Wie Corona das Sozialsystem befällt: Krankenkassen im Minus, Pensionen ausgeglichen
Der Dachverband der Sozialversicherungsträger hat am Montag eine Gesamt-Bilanz-Prognose für 2020 vorgelegt. Wie erwartet fällt diese negativ aus: Coronabedingt wird über alle fünf Sozialversicherungsträger hinweg ein Minus von 619 Mio. Euro erwartet. Am Mittwoch starten nun Gespräche über einen finanziellen Ausgleich durch den Bund.
Für heuer weist die Prognose allein für die Krankenversicherungen zusammen ein Minus von 558 Mio. Euro bei einem Gesamtbudget von 20,2 Mrd. Euro aus, so aus Ingrid Reischl, Vorsitzende der Konferenz der Sozialversicherungsträger. Verglichen mit dem Voranschlag (-216 Mio.) hat sich das erwartete Bilanzergebnis damit um 342 Mio. Euro verschlechtert. Ein Grund dafür sei hier in der Corona-Krise zu finden.

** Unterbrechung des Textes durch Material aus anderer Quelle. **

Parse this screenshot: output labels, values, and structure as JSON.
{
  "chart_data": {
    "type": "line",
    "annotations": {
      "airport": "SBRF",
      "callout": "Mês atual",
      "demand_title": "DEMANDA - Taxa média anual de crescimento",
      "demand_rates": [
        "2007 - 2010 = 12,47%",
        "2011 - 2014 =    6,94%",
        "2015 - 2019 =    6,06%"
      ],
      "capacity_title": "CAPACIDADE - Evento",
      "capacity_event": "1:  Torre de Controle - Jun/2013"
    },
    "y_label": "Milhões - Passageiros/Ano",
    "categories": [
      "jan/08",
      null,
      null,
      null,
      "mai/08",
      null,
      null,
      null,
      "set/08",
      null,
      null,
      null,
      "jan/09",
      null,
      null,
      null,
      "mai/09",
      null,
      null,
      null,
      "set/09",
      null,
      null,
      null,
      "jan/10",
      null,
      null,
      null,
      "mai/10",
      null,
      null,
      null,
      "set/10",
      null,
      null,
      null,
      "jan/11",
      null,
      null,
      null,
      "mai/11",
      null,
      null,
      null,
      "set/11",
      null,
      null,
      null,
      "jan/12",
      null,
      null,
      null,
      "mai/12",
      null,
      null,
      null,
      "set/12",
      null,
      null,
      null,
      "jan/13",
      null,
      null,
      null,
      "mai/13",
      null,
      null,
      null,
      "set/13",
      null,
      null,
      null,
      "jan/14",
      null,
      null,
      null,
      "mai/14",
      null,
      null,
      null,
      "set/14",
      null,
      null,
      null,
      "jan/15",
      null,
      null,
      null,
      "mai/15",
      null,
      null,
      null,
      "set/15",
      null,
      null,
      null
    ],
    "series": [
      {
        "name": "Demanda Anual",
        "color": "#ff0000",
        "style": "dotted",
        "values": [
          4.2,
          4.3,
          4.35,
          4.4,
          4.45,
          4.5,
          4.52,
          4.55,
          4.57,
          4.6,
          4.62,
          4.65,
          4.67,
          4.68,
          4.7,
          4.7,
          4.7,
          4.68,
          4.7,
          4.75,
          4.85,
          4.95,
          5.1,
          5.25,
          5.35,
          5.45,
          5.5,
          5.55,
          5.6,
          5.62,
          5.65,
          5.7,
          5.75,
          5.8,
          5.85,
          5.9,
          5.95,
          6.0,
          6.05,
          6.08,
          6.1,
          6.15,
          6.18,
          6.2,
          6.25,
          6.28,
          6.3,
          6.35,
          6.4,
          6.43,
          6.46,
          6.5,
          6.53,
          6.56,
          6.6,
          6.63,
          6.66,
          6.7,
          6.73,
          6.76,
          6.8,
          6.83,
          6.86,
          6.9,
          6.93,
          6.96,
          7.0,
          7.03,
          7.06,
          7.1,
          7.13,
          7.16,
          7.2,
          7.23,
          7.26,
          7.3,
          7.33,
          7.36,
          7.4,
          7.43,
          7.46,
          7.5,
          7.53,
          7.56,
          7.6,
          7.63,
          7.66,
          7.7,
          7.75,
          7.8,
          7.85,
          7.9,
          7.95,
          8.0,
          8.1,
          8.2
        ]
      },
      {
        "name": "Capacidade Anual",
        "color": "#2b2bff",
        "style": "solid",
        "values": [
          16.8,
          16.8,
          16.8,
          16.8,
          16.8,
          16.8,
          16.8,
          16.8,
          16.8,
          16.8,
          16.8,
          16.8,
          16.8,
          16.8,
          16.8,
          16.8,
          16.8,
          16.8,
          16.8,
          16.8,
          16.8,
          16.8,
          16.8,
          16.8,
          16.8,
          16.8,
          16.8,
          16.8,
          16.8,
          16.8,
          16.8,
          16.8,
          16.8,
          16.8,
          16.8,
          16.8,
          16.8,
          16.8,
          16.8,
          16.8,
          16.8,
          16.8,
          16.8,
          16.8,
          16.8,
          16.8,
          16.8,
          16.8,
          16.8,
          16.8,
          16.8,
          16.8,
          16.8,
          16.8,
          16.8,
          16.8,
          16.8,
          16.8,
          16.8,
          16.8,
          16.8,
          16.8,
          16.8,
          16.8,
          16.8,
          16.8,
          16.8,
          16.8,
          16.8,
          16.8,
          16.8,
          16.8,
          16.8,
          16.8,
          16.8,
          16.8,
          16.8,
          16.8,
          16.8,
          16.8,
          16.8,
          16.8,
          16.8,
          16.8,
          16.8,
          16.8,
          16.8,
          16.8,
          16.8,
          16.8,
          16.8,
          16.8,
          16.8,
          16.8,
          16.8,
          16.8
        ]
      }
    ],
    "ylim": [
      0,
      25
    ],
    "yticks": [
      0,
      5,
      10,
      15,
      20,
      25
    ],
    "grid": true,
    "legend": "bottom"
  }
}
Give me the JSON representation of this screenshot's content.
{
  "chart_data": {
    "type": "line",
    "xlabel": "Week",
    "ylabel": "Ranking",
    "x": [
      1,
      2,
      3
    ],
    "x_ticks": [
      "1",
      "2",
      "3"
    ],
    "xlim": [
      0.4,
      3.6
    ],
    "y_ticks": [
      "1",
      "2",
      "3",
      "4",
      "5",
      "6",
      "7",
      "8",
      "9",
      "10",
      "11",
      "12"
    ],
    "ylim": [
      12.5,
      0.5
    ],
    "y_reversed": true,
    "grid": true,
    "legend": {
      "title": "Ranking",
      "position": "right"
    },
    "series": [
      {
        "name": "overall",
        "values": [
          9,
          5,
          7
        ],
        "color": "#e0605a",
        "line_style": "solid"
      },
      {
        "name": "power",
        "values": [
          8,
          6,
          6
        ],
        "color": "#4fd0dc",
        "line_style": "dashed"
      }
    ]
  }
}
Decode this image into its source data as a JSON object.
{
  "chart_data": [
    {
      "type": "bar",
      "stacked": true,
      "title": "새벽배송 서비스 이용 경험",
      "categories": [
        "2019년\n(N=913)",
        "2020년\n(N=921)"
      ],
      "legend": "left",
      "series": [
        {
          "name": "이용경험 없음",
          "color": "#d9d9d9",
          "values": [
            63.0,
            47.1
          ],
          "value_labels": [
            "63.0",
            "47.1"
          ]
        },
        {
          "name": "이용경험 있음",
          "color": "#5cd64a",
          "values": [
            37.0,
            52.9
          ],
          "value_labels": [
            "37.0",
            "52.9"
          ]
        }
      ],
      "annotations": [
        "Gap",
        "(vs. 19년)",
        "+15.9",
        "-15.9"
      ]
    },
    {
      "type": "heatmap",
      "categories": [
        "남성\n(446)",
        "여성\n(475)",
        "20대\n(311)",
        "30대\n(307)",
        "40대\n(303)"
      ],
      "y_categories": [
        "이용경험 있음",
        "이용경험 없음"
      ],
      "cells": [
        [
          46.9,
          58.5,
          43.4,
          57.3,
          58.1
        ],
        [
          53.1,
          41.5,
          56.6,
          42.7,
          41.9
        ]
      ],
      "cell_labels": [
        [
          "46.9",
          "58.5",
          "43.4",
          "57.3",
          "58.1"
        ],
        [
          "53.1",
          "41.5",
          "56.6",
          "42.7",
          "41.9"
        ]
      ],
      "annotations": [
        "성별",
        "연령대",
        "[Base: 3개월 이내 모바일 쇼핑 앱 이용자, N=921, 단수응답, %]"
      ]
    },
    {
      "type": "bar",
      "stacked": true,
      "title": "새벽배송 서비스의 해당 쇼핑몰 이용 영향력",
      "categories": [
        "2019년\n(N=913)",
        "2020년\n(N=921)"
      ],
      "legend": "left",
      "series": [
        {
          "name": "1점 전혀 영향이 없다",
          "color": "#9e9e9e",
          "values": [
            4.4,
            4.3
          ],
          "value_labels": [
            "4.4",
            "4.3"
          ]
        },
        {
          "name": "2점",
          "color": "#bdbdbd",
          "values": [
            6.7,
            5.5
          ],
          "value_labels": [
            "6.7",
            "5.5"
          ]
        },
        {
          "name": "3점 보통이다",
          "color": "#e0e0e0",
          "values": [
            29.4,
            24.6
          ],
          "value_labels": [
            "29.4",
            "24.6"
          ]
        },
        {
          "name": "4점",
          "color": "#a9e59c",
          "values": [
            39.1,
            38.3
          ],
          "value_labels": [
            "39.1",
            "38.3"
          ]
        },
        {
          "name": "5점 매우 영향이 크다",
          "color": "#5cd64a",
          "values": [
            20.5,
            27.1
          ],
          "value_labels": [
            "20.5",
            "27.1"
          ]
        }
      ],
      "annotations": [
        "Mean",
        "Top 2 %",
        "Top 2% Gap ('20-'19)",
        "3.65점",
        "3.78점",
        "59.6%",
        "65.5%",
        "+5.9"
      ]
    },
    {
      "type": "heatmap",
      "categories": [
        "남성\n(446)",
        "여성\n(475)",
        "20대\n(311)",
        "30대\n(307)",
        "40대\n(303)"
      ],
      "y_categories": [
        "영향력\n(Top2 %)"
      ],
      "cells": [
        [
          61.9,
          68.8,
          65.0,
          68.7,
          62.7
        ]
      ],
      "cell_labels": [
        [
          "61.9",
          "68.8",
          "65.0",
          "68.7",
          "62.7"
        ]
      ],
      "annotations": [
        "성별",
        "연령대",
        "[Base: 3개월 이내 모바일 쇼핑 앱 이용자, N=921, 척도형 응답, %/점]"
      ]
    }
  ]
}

Beitragswachstum trotz Krise
Sei man im Voranschlag 2020 noch von einem Beitragswachstum von 4,1 Prozent ausgegangen, zeige sich aktuell ein Wachstum von nur 1,1 Prozent, hieß es. Der Entfall an Beitragseinnahmen beläuft sich damit auf rund 512 Mio. Euro; der Großteil davon, nämlich 427 Mio. Euro, entfällt auf die ÖGK.
Gleichzeitig steigen die Ausgaben. Die Entwicklungen bei den Medikamenten (+4,7 Prozent) sei besorgniserregend, hieß es beim Dachverband.
„Die vollen Auswirkungen der Covid-Krise werden voraussichtlich erst ab Herbst schlagend - aktuell wurden Forderungen gestundet, durch eine mögliche Insolvenzwelle Ende des Jahres kann es daher zu weiteren Beitragsausfällen kommen“, befürchtete Reischl.
Am Mittwoch beginnt nun Gesundheitsminister Rudolf Anschober (Grüne) mit Gesprächen mit den Kassen, zunächst mit der ÖGK. Für Reischl muss dabei das Ziel sein, durch Covid entstandene Belastungen von der Regierung ersetzt zu bekommen.
Die Unfallversicherungen werden das Jahr 2020 laut Dachverband voraussichtlich mit einem Minus von 55 Mio. Euro abschließen. Die Auswirkungen von Covid-19 zeigten sich hier insbesondere in der Allgemeinen Unfallversicherungsanstalt (AUVA).
Pensionsversicherung ausgeglichen
In der Pensionsversicherung wird laut Dachverband ein Anstieg der Pensionsleistungen um 5,7 Prozent auf 41,6 Mrd. Euro im Jahr 2020 erwartet. Die Beitragseinnahmen steigen - wie in der Krankenversicherung - um 1,1 Prozent. 2019 waren es noch 5,3 Prozent. Das erwartete Defizit liegt bei minimalen 5,1 Mio. Euro.
Auch der Rechnungsabschluss für 2019 wurde vorgelegt. Demnach lag das Ergebnis der Krankenversicherungsträger im Vorjahr bei einem Minus von 118 Mio. Euro, und zwar bei einem Gesamtbudget von rund 20 Mrd. Euro. Die Versicherungsleistungen stiegen um 931 Mio. Euro (+5,1 Prozent) gegenüber dem Vorjahr an.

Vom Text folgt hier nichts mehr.